The price of gold continued to fall. The price of gold has been steady in a broad channel between about $1525 - $1800 since its high at $1925 in 2011.

M3 is growing very rapidly, in real time and especially YOY. YOY change is 5%, well above the GDP growth rate.

MZM, the big boyz money supply, is skyrocketing.

Date $Billions Annualized growth
09/03/12 11147.5
09/10/12 11178.9 15%
09/17/12 11,205.10 12%
09/24/12 11215.1 5%
10/01/12 11,303.50 41%
10/08/12 11275.2 -13%
10/15/12 11,287.50 6%
10/22/12 11302.5 7%
10/29/12 11,339.60 17%
11/05/12 11367.9 13%
11/12/12 11363.4 -2%
11/19/12 11332.9 -14%
11/26/12 11351.4 8%
12/03/12 11401 23%
12/10/12 11467.7 30%

M2, the broad household money supply, is also jumping.

Date $Billions Annualized growth
09/03/12 10073.4
09/10/12 10107.5 18%
09/17/12 10121.3 7%
09/24/12 10121.1 0%
10/01/12 10194.8 38%
10/08/12 10182 -7%
10/15/12 10210.8 15%
10/22/12 10211.8 1%
10/29/12 10255.6 22%
11/05/12 10293.3 19%
11/12/12 10269.6 -12%
11/19/12 10250.3 -10%
11/26/12 10264 7%
12/03/12 10300.7 19%
12/10/12 10355.5 28%

This rapid growth in household money would be inflationary if the velocity was not at a post- World War 2 low. That is, households and businesses are banking much of the Fed-pumped excess money rather than spending it, as I discussed in a post earlier this week.

Real Personal Consumption Expenditures are growing. This is the source of economic growth and can continue in a non-inflationary path if demand does not outstrip supply.

This tsunami of money is supporting growth in the stock market and keeping the bond bubble inflated. The Fed is aware that a rising stock market supports consumer and business confidence so they are determined to keep it rising.

The rising tide of money parallels the rising tide of Federal Reserve and government debt.

Assets - Securities Held Outright by the Federal Reserve is growing rapidly again and is now $2.67 Trillion (17% of GDP, which is $15.8 Trillion). This is monetary stimulus.

Federal Debt: Total Public Debt is $16.0 Trillion (100% of GDP) and growing rapidly. Net Government Saving (this quarter's Federal deficit) is -$1.23 Trillion (a deficit of 7.8% of GDP). This is fiscal stimulus.

Whatever your feelings about the Federal Reserve and government economic interventions, it is clear that the U.S. economy and financial asset markets are as hooked on fiscal and monetary stimulus as a methamphetamine addict.
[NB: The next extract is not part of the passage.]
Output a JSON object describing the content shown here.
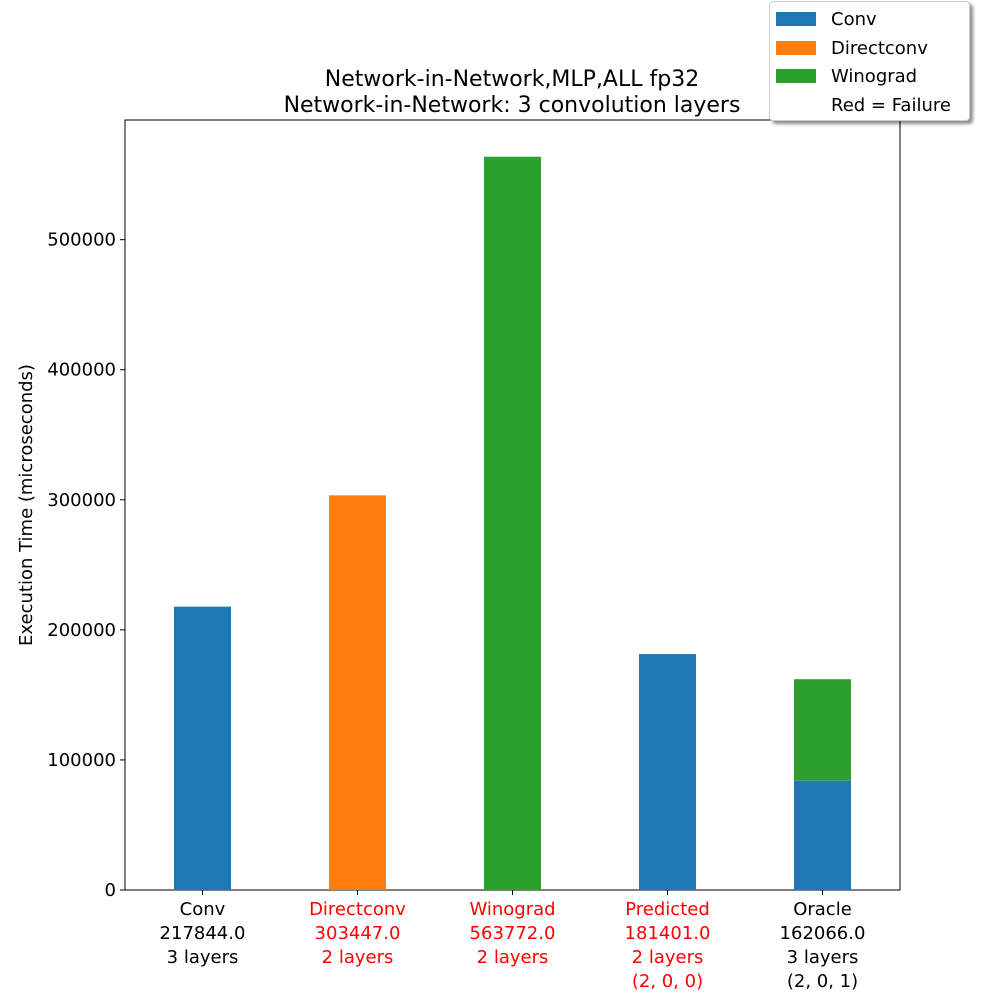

Our pushers are enthusiastically aware of that fact and have no intention of pushing the addict into tweaking (a mild recession), much less full-blown withdrawal (which would make The Great Depression look like a walk in the park).

Meanwhile, the tide is rising, so Merry Christmas to all METARs who celebrate and joyous solstice and return of the sun to all northern hemisphere METARs! Check out the analemma and take heart :-).

The rising tide of money accompanies the lengthening days. Let's enjoy the feeling and ignore the "fiscal cliff" during the holidays.